Rafael Blanquer recuerda con orgullo el día en que alcanzó una histórica marca al superar los 8 metros en salto de longitud. Este acontecimiento, ocurrido el 27 de mayo de 1976 en el estadio Vallehermoso de Madrid, marcó un hito en el atletismo español. A sus 80 años, Blanquer sigue activo en el mundo del deporte, celebrando cinco décadas desde su destacado logro.
Un momento crucial en la carrera de Blanquer
Fue un día de intenso calor en Madrid. Blanquer, quien se hospedaba en el desaparecido Hotel Ecuestre, decidió evitar el aire acondicionado para no resfriarse antes de la competencia. Esa mañana, se relajó en la piscina del hotel, dejando que el sol calentara sus isquios, conocidos como su punto débil. Doce días antes, el atleta había logrado un salto de 7,96 metros en el mismo estadio, estableciendo un nuevo récord personal y nacional. Sin embargo, aún necesitaba alcanzar los 8 metros para asegurar su participación en los Juegos Olímpicos de Montreal 1976.

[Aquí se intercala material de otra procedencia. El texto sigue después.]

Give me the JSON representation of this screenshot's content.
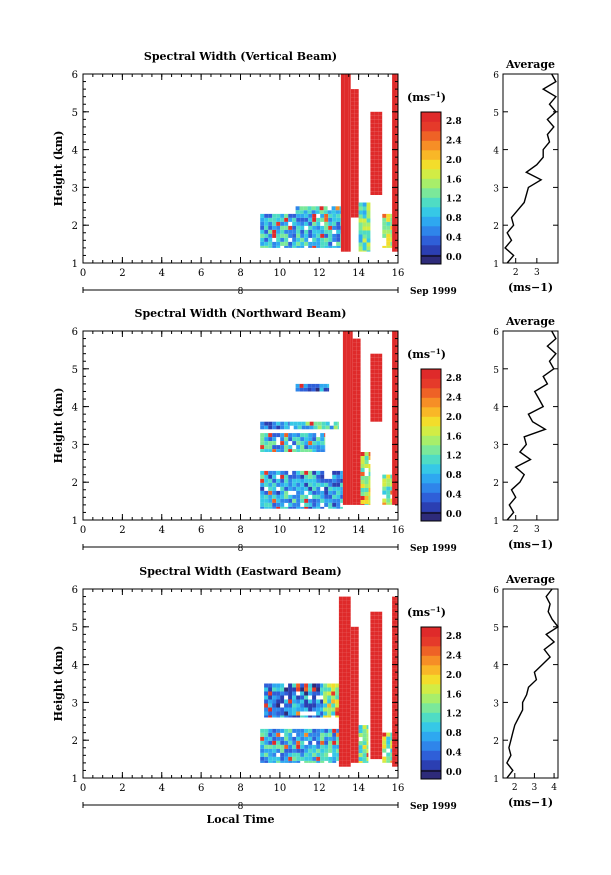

La tensión y la emoción del gran salto
Durante la competición, la atmósfera entre los presentes anticipaba una hazaña memorable. Blanquer comenzó su serie con un salto nulo, seguido de intentos que fueron incrementando su marca, hasta lograr un impresionante 8,01 metros. Según el relato del cronista Pedro Escamilla, su técnica y determinación quedaron demostradas a lo largo de la serie de saltos.
“Sabía que había hecho un gran salto por los gritos de los aficionados y cuando vi la marca en la arena tuve claro que había superado los 8 metros”, expresó Blanquer.
Un sueño olímpico y los obstáculos encontrados
El logro de Blanquer no solo fue un hito personal sino también un momento significativo para el atletismo español. A pesar de los desafíos que enfrentó en el pasado, incluyendo un accidente automovilístico y lesiones, consiguió su boleto a los Juegos Olímpicos. Sin embargo, una lesión en el pie durante los entrenamientos en Montreal le impidió alcanzar su máximo potencial, quedando fuera de la final con un salto de 6,19 metros.
“Llegaba muy bien, pero en el último entrenamiento me hice un esguince. Estaba para algo más de 8 metros y me veía metido en la final”, reflexionó Blanquer sobre su experiencia olímpica.
Legado y futuro en el atletismo
A pesar de las adversidades, Blanquer ha continuado contribuyendo al atletismo desde entonces. como entrenador, ha guiado a numerosos atletas, similar a Moncho Monsalve, reconocido entrenador, quien dejó un legado importante en el atletismo español., incluyendo su hija Paula Blanquer y otras promesas del atletismo español. Actualmente, planea seguir entrenando hasta los Juegos de Los Ángeles 2028.
“Mi idea es aguantar hasta los Juegos de Los Ángeles 2028 y luego ya veré lo que hago porque tengo una edad. Pero lo que tengo claro es que el atletismo ha sido mi vida y lo he disfrutado mucho”, concluyó Blanquer.
El legado de Rafael Blanquer, como el primer español en entrar al ‘club de los ocho metros’, permanece vibrante, inspirando a nuevas generaciones de atletas a perseguir sus sueños en la pista.